I’d done 40 milligrams before I’d even got on the train — which is already far too much for anyone.
I was hurting head to toe. I was an emotional wreck. I could not stop crying.”
He found himself torn between spending Christmas with his family or immediately going into rehab. Matt said: “I tried not taking anything on Boxing Day but I was up for about an hour and the physical pain started. My nephew came up to give me a present and I collapsed crying. My brother took me into the kitchen and I took my pills, had a drink, levelled myself out — and got myself ready to go to rehab the next day.
“I just thank whoever is looking after me up there that I didn’t slip away and I am still here to talk about it.”
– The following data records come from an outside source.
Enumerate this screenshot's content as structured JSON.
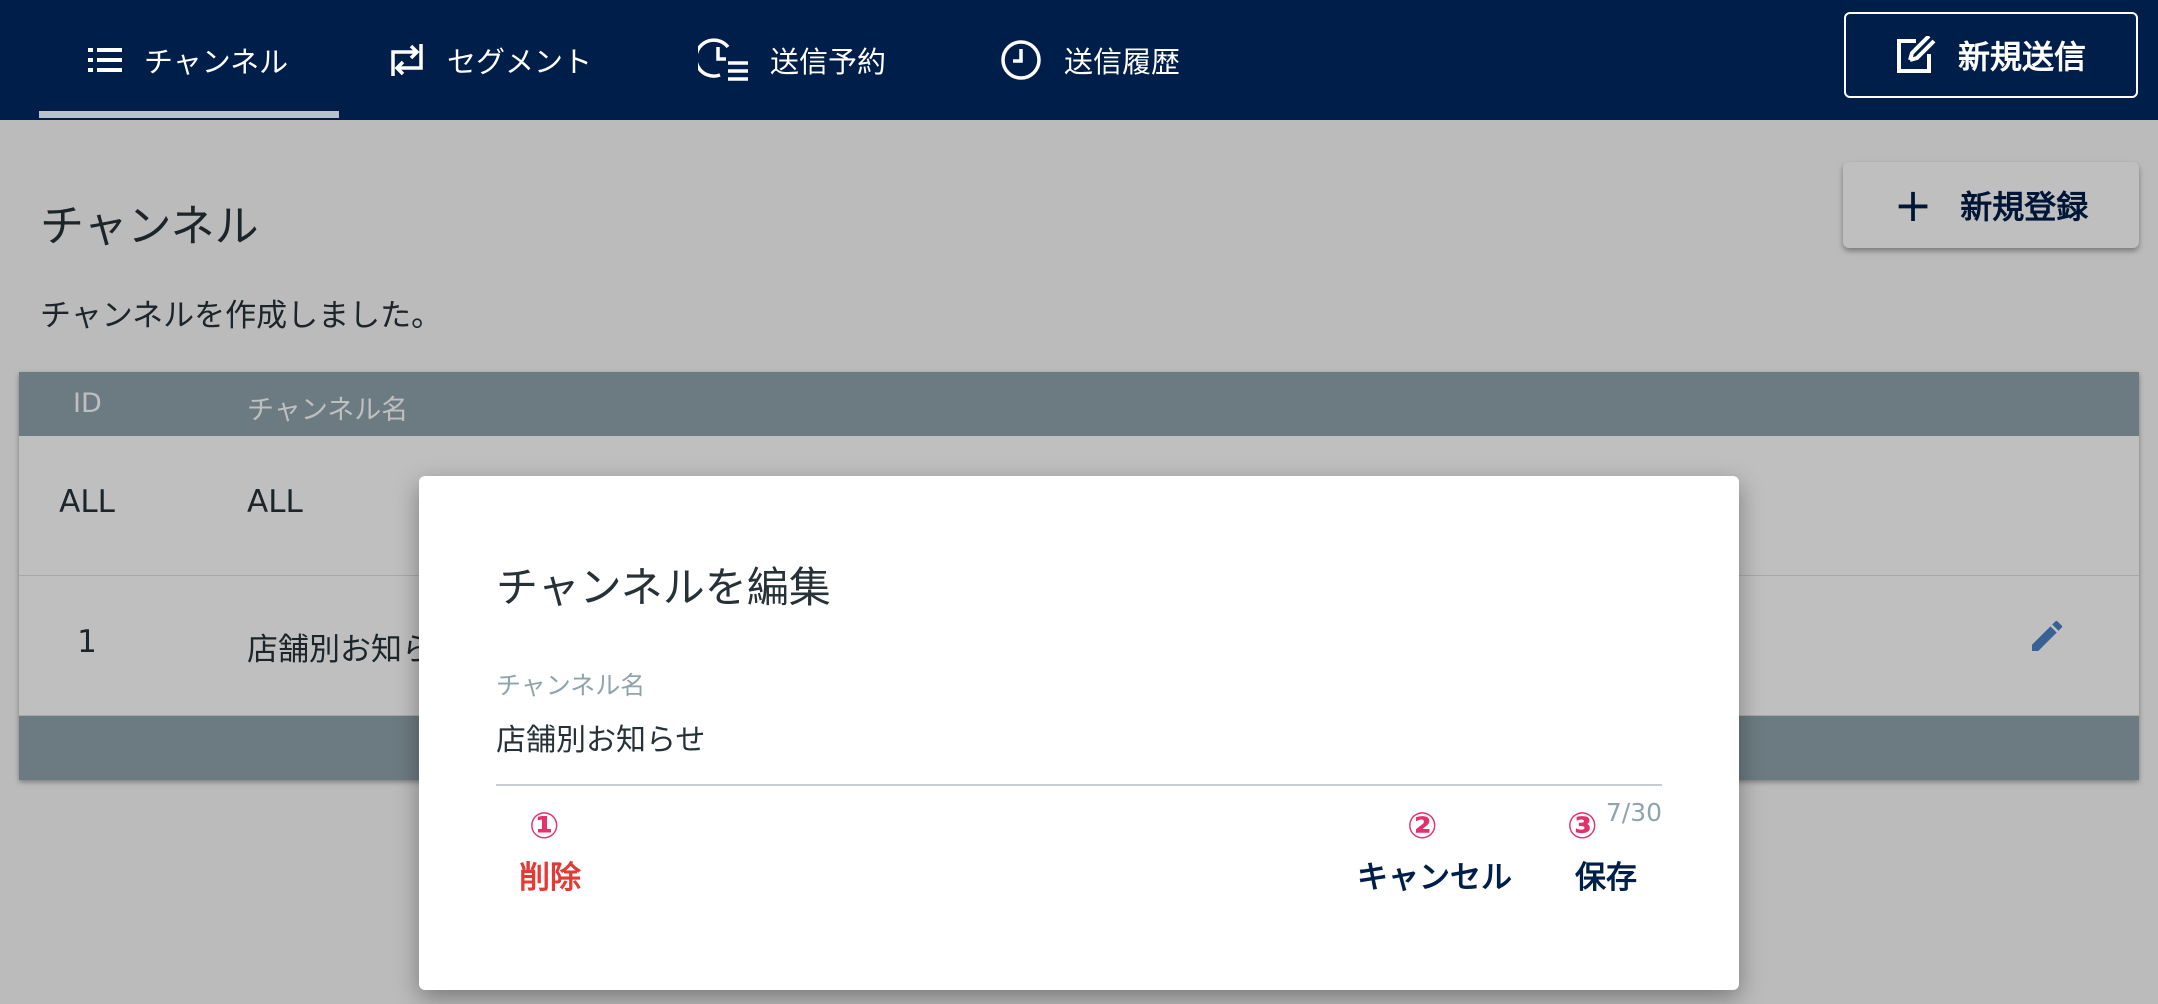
{
  "nav": {
    "tabs": [
      {
        "label": "チャンネル",
        "icon": "list-icon",
        "active": true
      },
      {
        "label": "セグメント",
        "icon": "swap-arrows-icon",
        "active": false
      },
      {
        "label": "送信予約",
        "icon": "clock-list-icon",
        "active": false
      },
      {
        "label": "送信履歴",
        "icon": "clock-icon",
        "active": false
      }
    ],
    "new_send_label": "新規送信"
  },
  "page": {
    "title": "チャンネル",
    "register_label": "新規登録",
    "message": "チャンネルを作成しました。"
  },
  "table": {
    "headers": [
      "ID",
      "チャンネル名"
    ],
    "rows": [
      {
        "id": "ALL",
        "name": "ALL"
      },
      {
        "id": "1",
        "name": "店舗別お知ら"
      }
    ]
  },
  "dialog": {
    "title": "チャンネルを編集",
    "field_label": "チャンネル名",
    "field_value": "店舗別お知らせ",
    "counter": "7/30",
    "delete_label": "削除",
    "cancel_label": "キャンセル",
    "save_label": "保存",
    "markers": [
      "①",
      "②",
      "③"
    ]
  },
  "colors": {
    "nav_bg": "#001e4a",
    "table_header": "#90a4ae",
    "delete": "#e53935",
    "marker": "#e3306e",
    "primary_text": "#001e4a"
  }
}
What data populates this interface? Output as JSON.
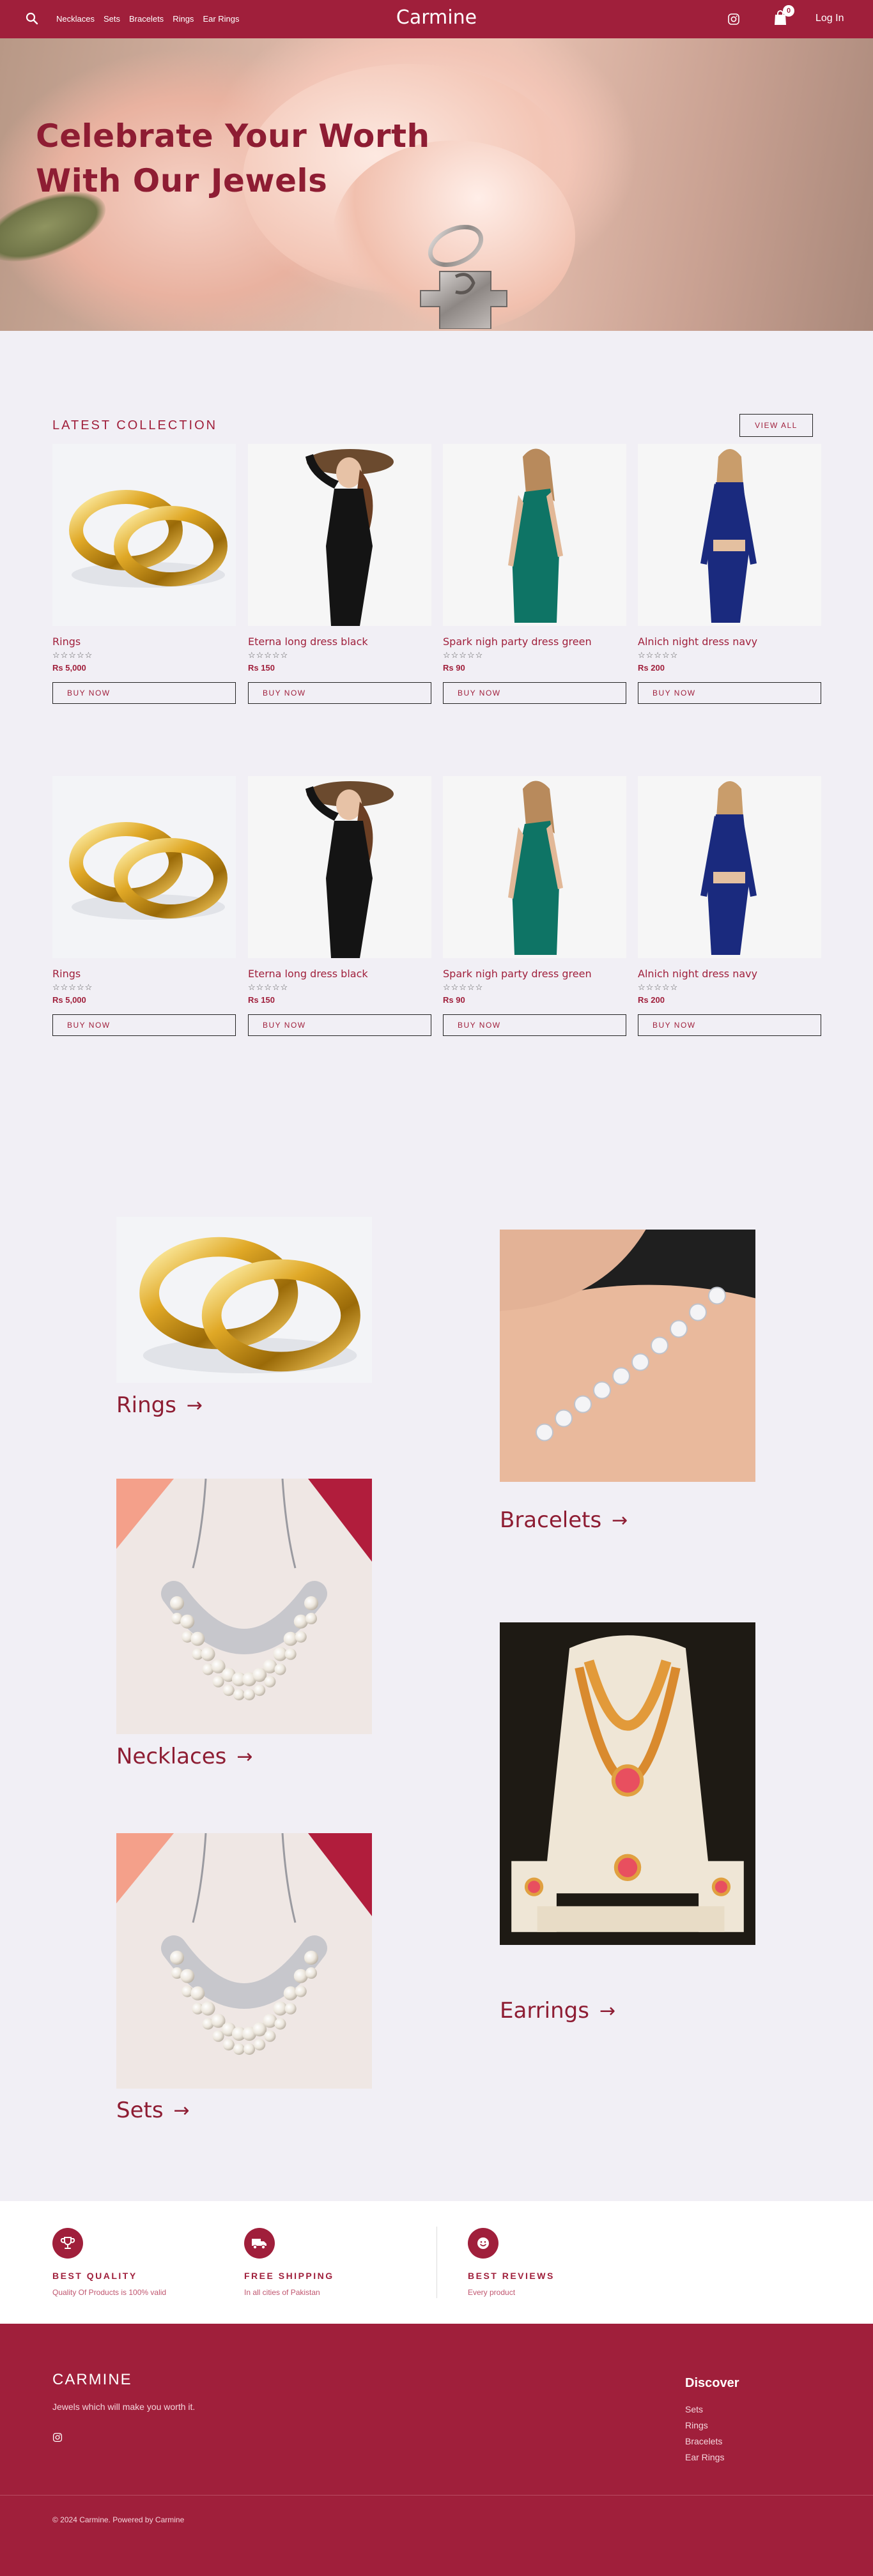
{
  "header": {
    "nav": [
      "Necklaces",
      "Sets",
      "Bracelets",
      "Rings",
      "Ear Rings"
    ],
    "brand": "Carmine",
    "cart_count": "0",
    "login": "Log In"
  },
  "hero": {
    "title": "Celebrate Your Worth With Our Jewels"
  },
  "latest": {
    "title": "LATEST COLLECTION",
    "view_all": "VIEW ALL",
    "stars": "☆☆☆☆☆",
    "buy_label": "BUY NOW",
    "products": [
      {
        "name": "Rings",
        "price": "Rs 5,000",
        "image": "gold-rings"
      },
      {
        "name": "Eterna long dress black",
        "price": "Rs 150",
        "image": "black-dress"
      },
      {
        "name": "Spark nigh party dress green",
        "price": "Rs 90",
        "image": "green-dress"
      },
      {
        "name": "Alnich night dress navy",
        "price": "Rs 200",
        "image": "navy-dress"
      },
      {
        "name": "Rings",
        "price": "Rs 5,000",
        "image": "gold-rings"
      },
      {
        "name": "Eterna long dress black",
        "price": "Rs 150",
        "image": "black-dress"
      },
      {
        "name": "Spark nigh party dress green",
        "price": "Rs 90",
        "image": "green-dress"
      },
      {
        "name": "Alnich night dress navy",
        "price": "Rs 200",
        "image": "navy-dress"
      }
    ]
  },
  "categories": {
    "arrow": "→",
    "items": [
      {
        "label": "Rings",
        "image": "gold-rings"
      },
      {
        "label": "Bracelets",
        "image": "bracelet"
      },
      {
        "label": "Necklaces",
        "image": "pearl-necklace"
      },
      {
        "label": "Earrings",
        "image": "gold-set"
      },
      {
        "label": "Sets",
        "image": "pearl-necklace"
      }
    ]
  },
  "features": [
    {
      "title": "BEST QUALITY",
      "desc": "Quality Of Products is 100% valid",
      "icon": "trophy-icon"
    },
    {
      "title": "FREE SHIPPING",
      "desc": "In all cities of Pakistan",
      "icon": "truck-icon"
    },
    {
      "title": "BEST REVIEWS",
      "desc": "Every product",
      "icon": "smile-icon"
    }
  ],
  "footer": {
    "brand": "CARMINE",
    "tagline": "Jewels which will make you worth it.",
    "discover_title": "Discover",
    "links": [
      "Sets",
      "Rings",
      "Bracelets",
      "Ear Rings"
    ],
    "copyright": "© 2024 Carmine. Powered by Carmine"
  },
  "colors": {
    "brand": "#a01f3b",
    "background": "#f1eff5"
  }
}
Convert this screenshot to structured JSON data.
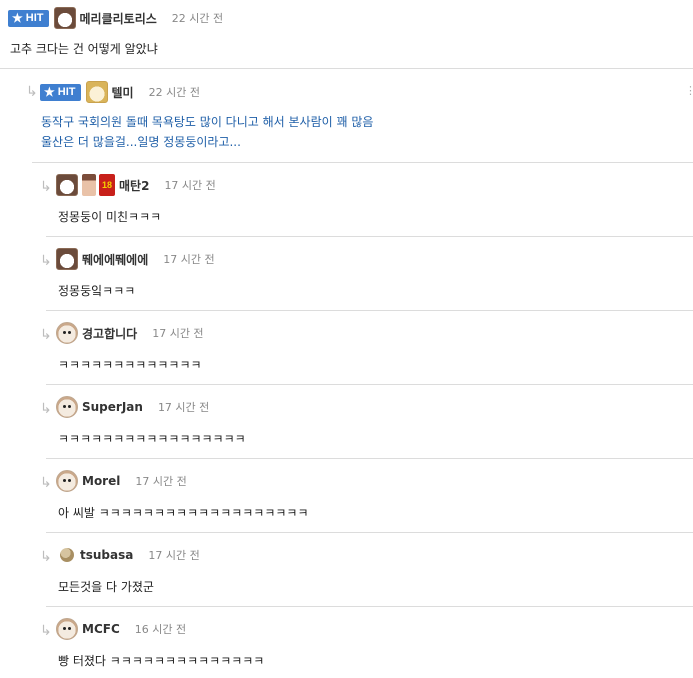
{
  "comments": [
    {
      "nick": "메리클리토리스",
      "time": "22 시간 전",
      "hit": "HIT",
      "text": "고추 크다는 건 어떻게 알았냐"
    },
    {
      "nick": "텔미",
      "time": "22 시간 전",
      "hit": "HIT",
      "lines": [
        "동작구 국회의원 돌때 목욕탕도 많이 다니고 해서 본사람이 꽤 많음",
        "울산은 더 많을걸...일명 정몽둥이라고..."
      ]
    },
    {
      "nick": "매탄2",
      "time": "17 시간 전",
      "text": "정몽둥이 미친ㅋㅋㅋ"
    },
    {
      "nick": "뛔에에뛔에에",
      "time": "17 시간 전",
      "text": "정몽둥잌ㅋㅋㅋ"
    },
    {
      "nick": "경고합니다",
      "time": "17 시간 전",
      "text": "ㅋㅋㅋㅋㅋㅋㅋㅋㅋㅋㅋㅋㅋ"
    },
    {
      "nick": "SuperJan",
      "time": "17 시간 전",
      "text": "ㅋㅋㅋㅋㅋㅋㅋㅋㅋㅋㅋㅋㅋㅋㅋㅋㅋ"
    },
    {
      "nick": "Morel",
      "time": "17 시간 전",
      "text": "아 씨발 ㅋㅋㅋㅋㅋㅋㅋㅋㅋㅋㅋㅋㅋㅋㅋㅋㅋㅋㅋ"
    },
    {
      "nick": "tsubasa",
      "time": "17 시간 전",
      "text": "모든것을 다 가졌군"
    },
    {
      "nick": "MCFC",
      "time": "16 시간 전",
      "text": "빵 터졌다 ㅋㅋㅋㅋㅋㅋㅋㅋㅋㅋㅋㅋㅋㅋ"
    }
  ],
  "icons": {
    "hit": "star-icon",
    "reply": "reply-arrow-icon",
    "more": "more-icon"
  },
  "colors": {
    "hit_badge": "#3f7fd0",
    "link_text": "#1f5fa8",
    "meta_time": "#888888"
  }
}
His four weeks in the Priory saw him weaned off the pills and the alcohol. Now he is looking forward to starting a nationwide tour in April. His new single Hit My Heart is due for release on March 31.
Matt said: “My fans have been so great — I just want to be able to go out and give it 150 per cent for them. I am completely sober for the first time in a long time — and I feel brilliant.
“I have had a long time caning it and partying.
“I feel sharper and healthier than I’ve ever felt in my life and I’m really relishing this at the moment. For now booze is an absolute no-no as part of my recovery.”
He said of winning The X Factor — when fans saw him duet with Rihanna: “There is a lot of pressure and expectation. You have just got to be vigilant and keep your wits about you and look after yourself. Leaving my record company and splitting from my girlfriend within a couple of months was a big blow to me emotionally.
“I have a very addictive personality. When I was taking Valium and having a drink I felt emotionally at ease.
“But ultimately I was trying to run away from how I was feeling in my head.”
Matt warned others to beware falling into the same trap.
He said of his pills nightmare: “I want to use what happened to me in a positive way to raise awareness of the dangers.”
VALIUM is the best-known trade name of diazepam, a sedative and relaxant useful where there is acute anxiety, writes Sun Doctor CAROL COOPER.
But like all drugs it has a downside.
Alcohol seriously increases the risk of side effects including sleepiness next day, confusion, poor co- ordination, falls, even aggression.
Diazepam is a downer, so makes depression worse.
It can take weeks to overcome withdrawal so should be used for the shortest time possible.